Her smile is softer this time. “I’ve gotten used to being here. Hanging out with you.”
“I mean it. I didn’t expect you. But now? I don’t really want to imagine this place without you.”
Her fingers tighten around mine. “I’m not done here. I think I’ve barely started.”
We walk again, slower now, our feet shifting through the sand. Every so often, our arms bump, and neither of us pulls away.
We reach a driftwood log, weathered by years of wind and salt. We sit. Our coffees are left cooling in the sand. I don’t think either of us really wants them anymore.
For a while, we just listen. The waves roll in and out. Gulls cry somewhere up the shore. The air smells like sea and something green from the forest behind the dunes.
“I want you to go. Tie up the loose ends. Do what you need to do. But come back knowing there’s something here. Something you want. Not out of guilt. Not because I’m waiting. But because it’s yours to choose.”
She’s quiet a moment, eyes still on the ocean. “I do want it. And I want to choose it. Freely.”
Another beat passes. “What would that even look like? This life... with space to breathe?”
I smile. “Lazy mornings. Too much coffee. Maybe bad Wi-Fi, and a front porch.”
She laughs — really laughs — and the sound of it wraps around something fragile inside me and makes it stronger.
“I want that,” she says, voice quieter again. “Slower days. More evenings where the only decision I have to make is red or white wine.”
“Red,” I say, like it’s obvious.
“See? Already compatible.”
She leans her head against my shoulder, and I exhale like I’ve been holding my breath since the day she walked into that coffee shop.
I stare at the ocean, not trying to fill the quiet, just trying to commit to memory what it feels like to sit beside someone who fits this easily into the rhythm of your life.
“Ethan…” she starts playing with the edge of her shirt. “You know the injunction against the house… It’s Daniel…”
“WHAT?”
“I’m sorry I brought this trouble into your life...”

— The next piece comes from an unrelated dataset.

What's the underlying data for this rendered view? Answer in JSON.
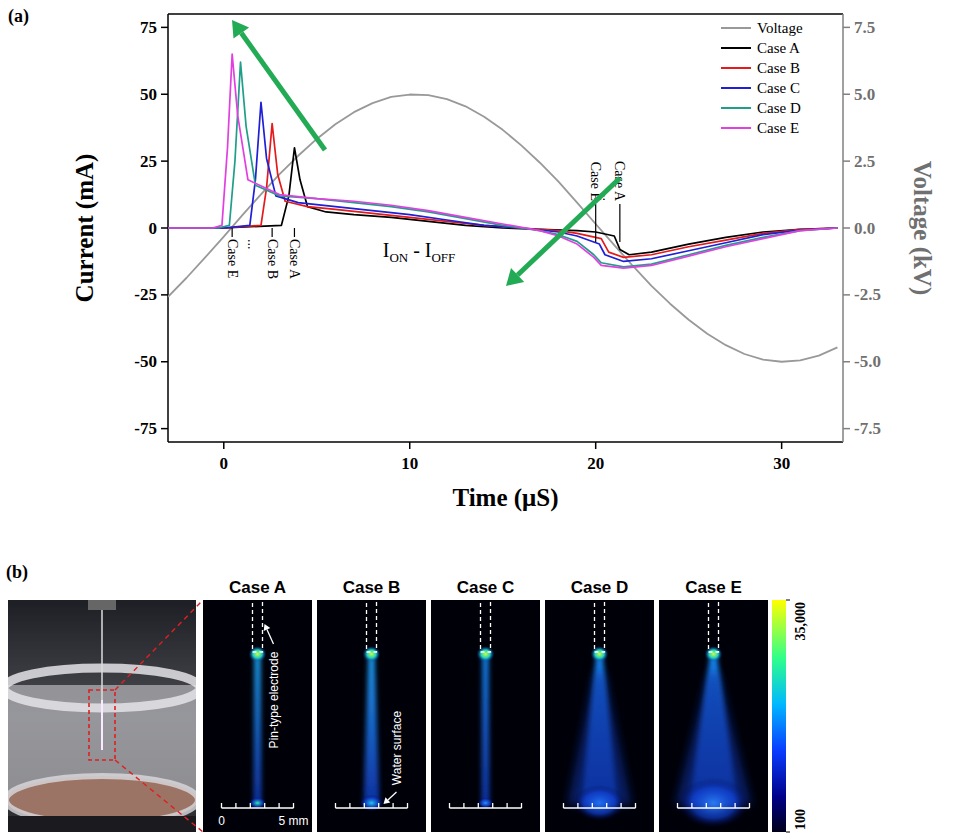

She buries her face in her hands.
I pull her closer to me. “I used to think maybe I was just better off alone. That I liked the quiet too much. But then you showed up, and now...”
She lifts her head, waiting.
“And now, the quiet feels different when you’re not in it.”

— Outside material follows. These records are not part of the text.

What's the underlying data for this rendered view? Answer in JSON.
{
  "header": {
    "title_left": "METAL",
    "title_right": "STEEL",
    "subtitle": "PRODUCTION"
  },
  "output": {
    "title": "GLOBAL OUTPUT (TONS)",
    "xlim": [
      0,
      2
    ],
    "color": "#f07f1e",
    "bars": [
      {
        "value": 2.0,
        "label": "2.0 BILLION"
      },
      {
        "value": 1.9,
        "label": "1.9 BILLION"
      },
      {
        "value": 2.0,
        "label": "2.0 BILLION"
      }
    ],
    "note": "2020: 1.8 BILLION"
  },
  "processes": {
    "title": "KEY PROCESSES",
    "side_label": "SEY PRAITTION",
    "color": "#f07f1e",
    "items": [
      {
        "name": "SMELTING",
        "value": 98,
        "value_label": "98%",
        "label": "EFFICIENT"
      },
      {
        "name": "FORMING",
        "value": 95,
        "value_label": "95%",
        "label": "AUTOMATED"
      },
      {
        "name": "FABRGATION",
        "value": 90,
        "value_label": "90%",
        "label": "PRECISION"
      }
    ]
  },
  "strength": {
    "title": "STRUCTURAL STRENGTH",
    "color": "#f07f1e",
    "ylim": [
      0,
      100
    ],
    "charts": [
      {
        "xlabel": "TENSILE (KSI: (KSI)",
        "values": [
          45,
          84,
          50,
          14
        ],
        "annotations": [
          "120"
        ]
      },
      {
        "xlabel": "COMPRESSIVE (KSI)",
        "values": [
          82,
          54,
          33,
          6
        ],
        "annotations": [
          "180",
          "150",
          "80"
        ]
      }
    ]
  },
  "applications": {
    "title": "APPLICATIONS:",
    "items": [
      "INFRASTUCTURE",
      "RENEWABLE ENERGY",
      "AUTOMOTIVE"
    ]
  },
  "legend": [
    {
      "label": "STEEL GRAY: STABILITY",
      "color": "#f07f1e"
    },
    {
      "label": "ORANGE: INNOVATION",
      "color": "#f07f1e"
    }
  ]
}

She doesn’t answer right away, just looks at me like she’s memorizing the moment.
“When I come back, I want to do it right. I want real.”
“I like real,” I say. “Real lasts.”
She slips her fingers through mine.
We sit like that for a while, watching the tide creep closer to the line of our footprints. The waves roll in and soften the edges, but I don’t mind.
Some things don’t need to be written in the sand to be real.
Eventually, we stand. The last of the sun is slipping beneath the horizon, and the wind’s picked up just enough to make us walk closer to each other.